Man sollte nicht gleich reflexartig schreien und nach Veränderungen rufen.

(Beifall der CDU – Zuruf des Abg. Wiechmann, BÜNDNIS 90/ DIE GRÜNEN)

Ich will noch etwas verdeutlichen. Frau Anklam-Trapp, Sie waren vor mir dran und haben mich auf etwas angesprochen. Im Koalitionsvertrag steht, dass die Modalitäten des Einzugs der Praxisgebühr zur Disposition stehen. Das wird geprüft werden. Da stimme ich Ihnen zu. Das bestätigen alle niedergelassenen Kollegen. Bei der Einführung hat mich gewundert, dass die Ärzte das Geld einsammeln müssen, um es an die Krankenkasse abzuführen. Das ist ein Anachronismus. Aber das ändert nichts an der Zielsetzung und der Notwendigkeit, die wir heute nach wie vor haben, weil wir das Geld brauchen.

Ich kann mir vorstellen, dass man einen Weg findet, eine Hausarztpraxis von 120 Arbeitsstunden pro Jahr für diese Modalitäten zu entlasten, indem dieses Geld von den Krankenkassen am Jahresende unter Umgehung

der Ärzte selbst eingezogen wird, damit diese Ärzte Zeit haben, die sie für die Patienten brauchen.

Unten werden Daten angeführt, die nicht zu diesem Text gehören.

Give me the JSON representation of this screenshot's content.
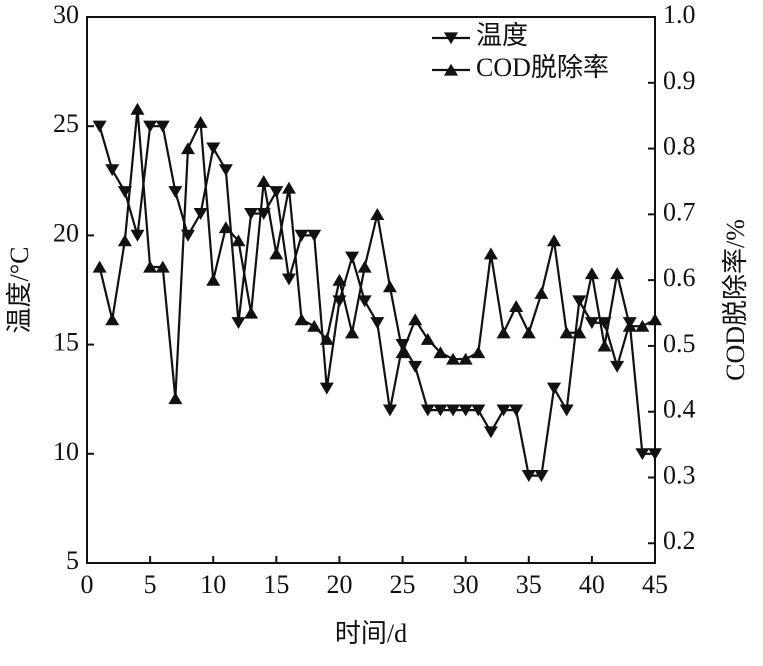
{
  "chart_data": {
    "type": "line",
    "x_label": "时间/d",
    "y_label": "温度/°C",
    "y2_label": "COD脱除率/%",
    "x": [
      1,
      2,
      3,
      4,
      5,
      6,
      7,
      8,
      9,
      10,
      11,
      12,
      13,
      14,
      15,
      16,
      17,
      18,
      19,
      20,
      21,
      22,
      23,
      24,
      25,
      26,
      27,
      28,
      29,
      30,
      31,
      32,
      33,
      34,
      35,
      36,
      37,
      38,
      39,
      40,
      41,
      42,
      43,
      44,
      45
    ],
    "xlim": [
      0,
      45
    ],
    "xticks": [
      0,
      5,
      10,
      15,
      20,
      25,
      30,
      35,
      40,
      45
    ],
    "ylim": [
      5,
      30
    ],
    "yticks": [
      5,
      10,
      15,
      20,
      25,
      30
    ],
    "y2lim": [
      0.17,
      1.0
    ],
    "y2ticks": [
      0.2,
      0.3,
      0.4,
      0.5,
      0.6,
      0.7,
      0.8,
      0.9,
      {
        "value": 1.0,
        "label": "1.0"
      }
    ],
    "legend": "upper right",
    "series": [
      {
        "name": "温度",
        "color": "#111111",
        "marker": "down-triangle",
        "values": [
          25,
          23,
          22,
          20,
          25,
          25,
          22,
          20,
          21,
          24,
          23,
          16,
          21,
          21,
          22,
          18,
          20,
          20,
          13,
          17,
          19,
          17,
          16,
          12,
          15,
          14,
          12,
          12,
          12,
          12,
          12,
          11,
          12,
          12,
          9,
          9,
          13,
          12,
          17,
          16,
          16,
          14,
          16,
          10,
          10
        ]
      },
      {
        "name": "COD脱除率",
        "color": "#111111",
        "marker": "up-triangle",
        "axis": "y2",
        "values": [
          0.62,
          0.54,
          0.66,
          0.86,
          0.62,
          0.62,
          0.42,
          0.8,
          0.84,
          0.6,
          0.68,
          0.66,
          0.55,
          0.75,
          0.64,
          0.74,
          0.54,
          0.53,
          0.51,
          0.6,
          0.52,
          0.62,
          0.7,
          0.59,
          0.49,
          0.54,
          0.51,
          0.49,
          0.48,
          0.48,
          0.49,
          0.64,
          0.52,
          0.56,
          0.52,
          0.58,
          0.66,
          0.52,
          0.52,
          0.61,
          0.5,
          0.61,
          0.53,
          0.53,
          0.54
        ]
      }
    ]
  }
}
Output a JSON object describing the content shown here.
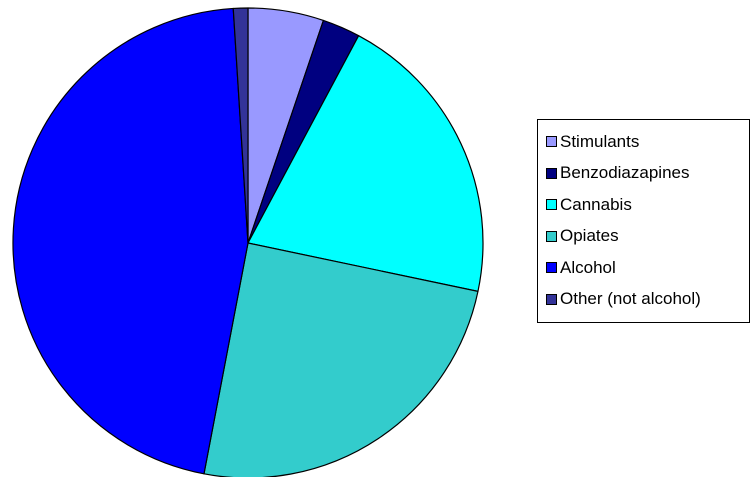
{
  "chart_data": {
    "type": "pie",
    "title": "",
    "start_angle_deg": 0,
    "direction": "clockwise",
    "slices": [
      {
        "label": "Stimulants",
        "value": 5.2,
        "color": "#9999ff"
      },
      {
        "label": "Benzodiazapines",
        "value": 2.6,
        "color": "#000080"
      },
      {
        "label": "Cannabis",
        "value": 20.5,
        "color": "#00ffff"
      },
      {
        "label": "Opiates",
        "value": 24.7,
        "color": "#33cccc"
      },
      {
        "label": "Alcohol",
        "value": 46.0,
        "color": "#0000ff"
      },
      {
        "label": "Other (not alcohol)",
        "value": 1.0,
        "color": "#333399"
      }
    ],
    "legend": {
      "position": "right"
    }
  }
}
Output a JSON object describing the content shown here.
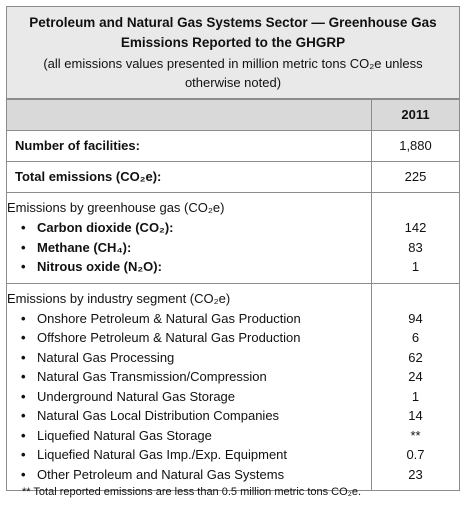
{
  "header": {
    "title": "Petroleum and Natural Gas Systems Sector — Greenhouse Gas Emissions Reported to the GHGRP",
    "subtitle": "(all emissions values presented in million metric tons CO₂e unless otherwise noted)"
  },
  "table": {
    "year": "2011",
    "rows": [
      {
        "label": "Number of facilities:",
        "value": "1,880"
      },
      {
        "label": "Total emissions (CO₂e):",
        "value": "225"
      }
    ],
    "groups": [
      {
        "heading": "Emissions by greenhouse gas (CO₂e)",
        "bold_items": true,
        "items": [
          {
            "label": "Carbon dioxide (CO₂):",
            "value": "142"
          },
          {
            "label": "Methane (CH₄):",
            "value": "83"
          },
          {
            "label": "Nitrous oxide (N₂O):",
            "value": "1"
          }
        ]
      },
      {
        "heading": "Emissions by industry segment (CO₂e)",
        "bold_items": false,
        "items": [
          {
            "label": "Onshore Petroleum & Natural Gas Production",
            "value": "94"
          },
          {
            "label": "Offshore Petroleum & Natural Gas Production",
            "value": "6"
          },
          {
            "label": "Natural Gas Processing",
            "value": "62"
          },
          {
            "label": "Natural Gas Transmission/Compression",
            "value": "24"
          },
          {
            "label": "Underground Natural Gas Storage",
            "value": "1"
          },
          {
            "label": "Natural Gas Local Distribution Companies",
            "value": "14"
          },
          {
            "label": "Liquefied Natural Gas Storage",
            "value": "**"
          },
          {
            "label": "Liquefied Natural Gas Imp./Exp. Equipment",
            "value": "0.7"
          },
          {
            "label": "Other Petroleum and Natural Gas Systems",
            "value": "23"
          }
        ]
      }
    ]
  },
  "footnote": "** Total reported emissions are less than 0.5 million metric tons CO₂e."
}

Eigentlich wollte ich nicht darauf eingehen, aber Herr Kollege Dr. Schmidt hat wieder die Bürgerversicherung ins Spiel gebracht. Das ist ein softer Begriff, eine Mogelpackung. Ich bin gespannt, was daraus wird, wenn es eine Mehrheit geben sollte, die das umsetzt. Sie müssen dann den Leuten sagen, dass im System 9 Milliarden Euro fehlen werden, wenn die PKV abgeschafft ist. Es wird manche Arztpraxis geben, die die eine oder andere Stelle für Fachpersonal nicht mehr finanzieren kann. Die Diskussion über die Bürgerversicherung ist nichts anderes, als mit Neidgefühl zu spielen.

(Beifall der CDU – Zurufe von der SPD)

So ist es. Es sind 9 Milliarden Euro, die querfinanziert werden. Es geht keinem einzigen GKV-Versicherten besser, wenn diese Bürgerversicherung eingeführt wird.

(Zuruf des Ministerpräsidenten Beck)

Ich sage noch etwas. Ich bin selbst set 28 Jahren Arzt. Ich behandele Kassenpatienten und Privatpatienten mit genau den gleichen Medikamenten.

(Glocke des Präsidenten – Frau Ebli, SPD: Sie vielleicht!)

Es wäre absurd, den Ärztinnen und Ärzten immer wieder zu unterstellen, das wäre anders.